THURSDAY, Oct. 31, 2003 (HealthDayNews) -- Using a clue from children with severely defective immune systems, researchers say they have developed a compound that promises to prevent the rejection of organ transplants with few of the dangerous side effects of existing drugs.
The compound, called CP-690,550, is designed to suppress the activity of immune cells that attack foreign tissue, but not the cells that protect the body against infection, explains Paul S. Changelian, a principal research investigator at Pfizer Inc. and leader of the pharmaceutical company's team that's been working to develop the drug.
"We've been at it for eight years, and it will be five years or so before it might enter clinical practice," Changelian says. "But we're excited by it, and we will stay the course."
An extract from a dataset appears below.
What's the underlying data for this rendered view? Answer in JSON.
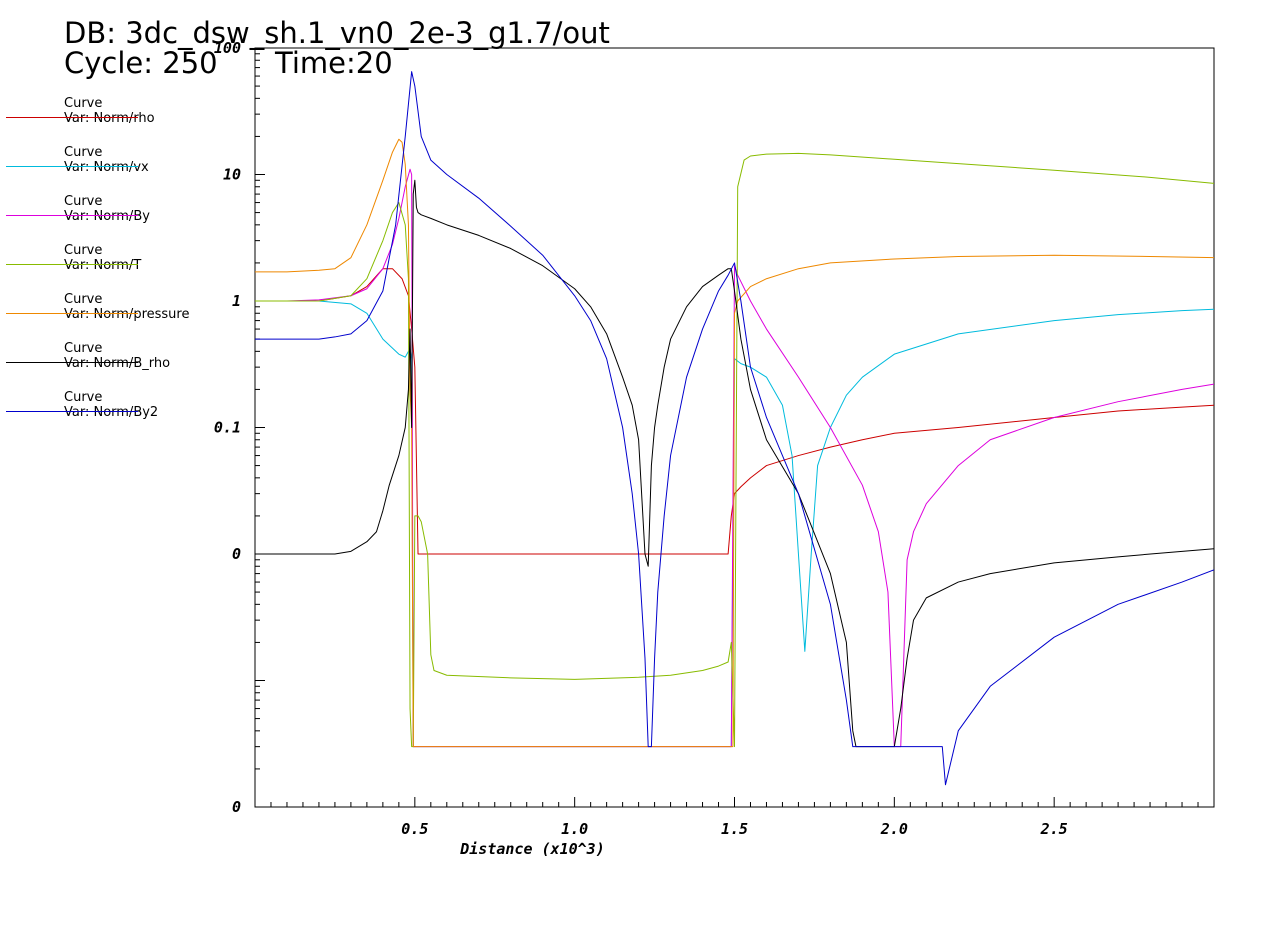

The study thus far, told in a report in the Oct. 31 issue of Science, began when scientists at the National Institutes of Health discovered the molecular cause of a genetic condition called severe combined immunodeficiency (SCID), which cripples the immune system so badly that its young victims must live in a completely sterile environment to avoid even a minor infection that could be fatal.
Those children have mutations in a gene for an enzyme called janus kinase 3 (JAK3), which activates immune cells when foreign tissue invades the body. The Pfizer researchers prepared a pure version of JAK3 and began a long search for a compound that would inactivate it without affecting other protective immune system cells.
"We began in 1995, screening a library of about half a million compounds," Changelian says. "After six months, we had one which had some activity against JAK3 that was reasonably specific but not enough to be useful. Then the chemists took over."
Change after change was made to the compound, with the altered molecules tested for activity in cell cultures. "It took about four years of screening to get something promising enough to go to animal tests," Changelian says.
The first studies were done in mice. The results were strong enough to warrant trials with monkeys, simian relatives of humans. The Pfizer people then took their compound to Stanford University, which has one of the few facilities capable of such testing, Changelian says.
"We started our experiments in 2002, with macaques," says Dr. Dominic Borie, director of transplantation immunology in Stanford's department of cardiothoracic surgery. "The results have been good, in the sense that untreated monkeys rejected kidney transplants while treated monkeys did not. We have several animals going up to 90 days, the limit of the study, showing normal kidney function."
Some side effects, such as kidney damage, were seen with the high doses of the drug in the first tests, but "we have found how to manage them by reducing the dosage," Borie says. "At lower doses, all the side effects disappear."
The Pfizer researchers have begun their first human trials, giving the compound to healthy volunteers to see how well it is tolerated and how much of an oral dose gets into the bloodstream, Changelian says.
The next step will be with people who have psoriasis, an autoimmune condition that affects the skin, Changelian says. "Their lesions are very accessible, and they can be treated for a short period of time," he explains.
Changelian can't estimate when trials with transplant patients might begin. Animal studies are continuing at Stanford, as Borie and his colleagues run a variety of tests to determine the most effective way to manage the treatment.
When they find the right mix, human transplant studies probably will start by adding the new medication to existing rejection-preventing therapies, Changelian says.
"It will be a pretty long-term thing, to convince transplant surgeons to trade our drug for their current drugs," he says. "Until we do a large number of such studies, no self-respecting transplant surgeon would make the change."